MILESTONE WINS FOR TRAINERS FLINT STITES, HUGH MCMAHON

Trainer Hugh McMahon (right) in 2013. Photo Maryland Jockey Club.

A pair of Mid-Atlantic trainers reached significant career milestones over the weekend. Penn National-based conditioner Flint Stites recorded the 2,000th win of his career, while Laurel Park’s Hugh McMahon notched win number 1,000.

Stites’s milestone win came in the lid-lifter Saturday evening. Though nearly 8-1 at post time, the Stites-trained Justkissmygrits drew away to a seven-length triumph in a $25,000 maiden claiming event. The son of Golddigger’s Boy was bred in Pennsylvania and is owned by North and South Stable.

Stites added a second Saturday win later in the card and now has 2,001 wins from 14,866 starters. His runners have earned more than $32.6 million.

Stites recorded his first training win in 1991. His runners have earned at least $1 million in 17 consecutive seasons and 20 of the last 21 overall.

Stites’s two best years came in 2009 and 2010, his runners topping $2 million in each of those seasons. His barn was driven those two years by his two biggest earners, the multiple stakes winners All Giving ($588,235) and Pocket Patch ($322,635). All Giving won the Maryland Million Distaff in 2009, one of her three stakes wins that year, while Pocket Patch annexed the Maryland Million Turf in 2010.

A day later, at Laurel Park, Larry Rabold’s Polished Gal provided trainer Hugh McMahon with his 1,000th career victory in thrilling fashion, getting her nose down on the wire ahead of late-running Splendor Gal in Sunday’s sixth race.

Polished Gal ($8.60), a 4-year-old Maryland-bred filly ridden by Victor Rosales, ran six furlongs in 1:12.93 over a fast main track to earn her fourth lifetime win from 19 starts in the claiming event for fillies and mares 3 and older.

McMahon, a 52-year-old native of Doncaster, England, has won with four of his last nine starters, winning once on each of Laurel’s four racing programs this week. Polished Gal – his only starter on Sunday’s card – was preceded by Paynterbynumbers Nov. 19, He’s Zippin On By Nov. 20 and Gary Doing Biz Nov. 21.
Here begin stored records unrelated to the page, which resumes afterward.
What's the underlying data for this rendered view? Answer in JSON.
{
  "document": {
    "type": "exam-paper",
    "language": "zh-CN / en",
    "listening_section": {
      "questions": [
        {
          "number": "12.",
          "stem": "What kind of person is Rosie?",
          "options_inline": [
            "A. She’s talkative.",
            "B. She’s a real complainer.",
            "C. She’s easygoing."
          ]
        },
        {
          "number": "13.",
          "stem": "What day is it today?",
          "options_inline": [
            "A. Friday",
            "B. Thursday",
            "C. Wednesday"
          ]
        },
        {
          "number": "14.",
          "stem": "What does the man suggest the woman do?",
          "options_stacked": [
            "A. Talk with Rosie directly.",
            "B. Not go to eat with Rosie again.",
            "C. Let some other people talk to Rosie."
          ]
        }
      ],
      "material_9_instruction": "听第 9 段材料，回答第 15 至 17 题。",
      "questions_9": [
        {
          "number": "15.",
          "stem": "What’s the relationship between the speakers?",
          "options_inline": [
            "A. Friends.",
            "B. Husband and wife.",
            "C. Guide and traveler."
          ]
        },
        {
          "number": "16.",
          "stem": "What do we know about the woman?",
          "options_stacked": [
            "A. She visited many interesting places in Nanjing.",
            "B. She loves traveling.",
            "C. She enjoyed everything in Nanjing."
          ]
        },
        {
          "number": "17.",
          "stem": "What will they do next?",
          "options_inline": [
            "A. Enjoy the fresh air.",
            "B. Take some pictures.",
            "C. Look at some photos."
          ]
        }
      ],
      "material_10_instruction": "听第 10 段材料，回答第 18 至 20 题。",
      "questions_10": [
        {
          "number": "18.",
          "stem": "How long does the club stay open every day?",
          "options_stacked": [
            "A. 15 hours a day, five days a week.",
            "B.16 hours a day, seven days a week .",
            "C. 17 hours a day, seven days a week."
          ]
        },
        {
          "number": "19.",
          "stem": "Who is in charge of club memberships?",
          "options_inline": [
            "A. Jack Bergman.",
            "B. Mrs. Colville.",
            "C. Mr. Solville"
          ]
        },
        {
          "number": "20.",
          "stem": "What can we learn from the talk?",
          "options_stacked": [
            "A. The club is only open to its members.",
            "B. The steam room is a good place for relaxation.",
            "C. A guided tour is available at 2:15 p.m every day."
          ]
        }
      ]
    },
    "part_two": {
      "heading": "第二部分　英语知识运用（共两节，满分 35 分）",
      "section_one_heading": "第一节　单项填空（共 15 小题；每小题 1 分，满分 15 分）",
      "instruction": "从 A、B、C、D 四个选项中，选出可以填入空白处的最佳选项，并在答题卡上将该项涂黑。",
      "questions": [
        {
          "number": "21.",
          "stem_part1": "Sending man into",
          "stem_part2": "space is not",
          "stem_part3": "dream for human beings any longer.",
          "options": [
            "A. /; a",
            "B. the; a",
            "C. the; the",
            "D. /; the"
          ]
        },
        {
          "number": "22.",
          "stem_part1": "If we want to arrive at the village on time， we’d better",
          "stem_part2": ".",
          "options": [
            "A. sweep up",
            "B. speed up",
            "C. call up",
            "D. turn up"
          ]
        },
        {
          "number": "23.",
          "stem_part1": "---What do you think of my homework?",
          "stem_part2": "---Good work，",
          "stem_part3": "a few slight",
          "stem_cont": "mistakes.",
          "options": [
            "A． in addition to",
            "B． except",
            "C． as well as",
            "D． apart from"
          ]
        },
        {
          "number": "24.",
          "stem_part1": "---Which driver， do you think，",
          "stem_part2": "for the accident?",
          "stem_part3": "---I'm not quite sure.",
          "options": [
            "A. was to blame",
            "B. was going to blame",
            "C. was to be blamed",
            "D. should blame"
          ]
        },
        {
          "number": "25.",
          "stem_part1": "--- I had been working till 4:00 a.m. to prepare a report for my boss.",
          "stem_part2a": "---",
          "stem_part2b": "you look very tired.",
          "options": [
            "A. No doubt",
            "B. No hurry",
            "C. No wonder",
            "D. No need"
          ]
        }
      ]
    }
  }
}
“I’m excited. It’s a significant landmark,” McMahon said. “It’s humbling as well. I was just speaking with one of our grooms and he congratulated me and I told him it’s not really me, it’s a team, But, we’re more than a team, we’re a family. My name is up there but it’s not really me. There are a lot of people that are involved in this, but more than anything it’s God’s gift to us. Everything that we have is a gift.”

A steady presence among Maryland’s leading trainers since first going out on his own in 2011, McMahon was the state’s overall wins leader in 2013. This year, one abridged by the coronavirus pandemic, he has 33 wins from 206 starters with purse earnings of more than $930,000. McMahon has topped the $1 million mark in each of the past nine years, with highs of 166 wins and $3.981 million in 2013. McMahon is currently tied for fourth with nine wins from 37 starters at Laurel’s calendar year-ending fall meet, which began Oct. 8.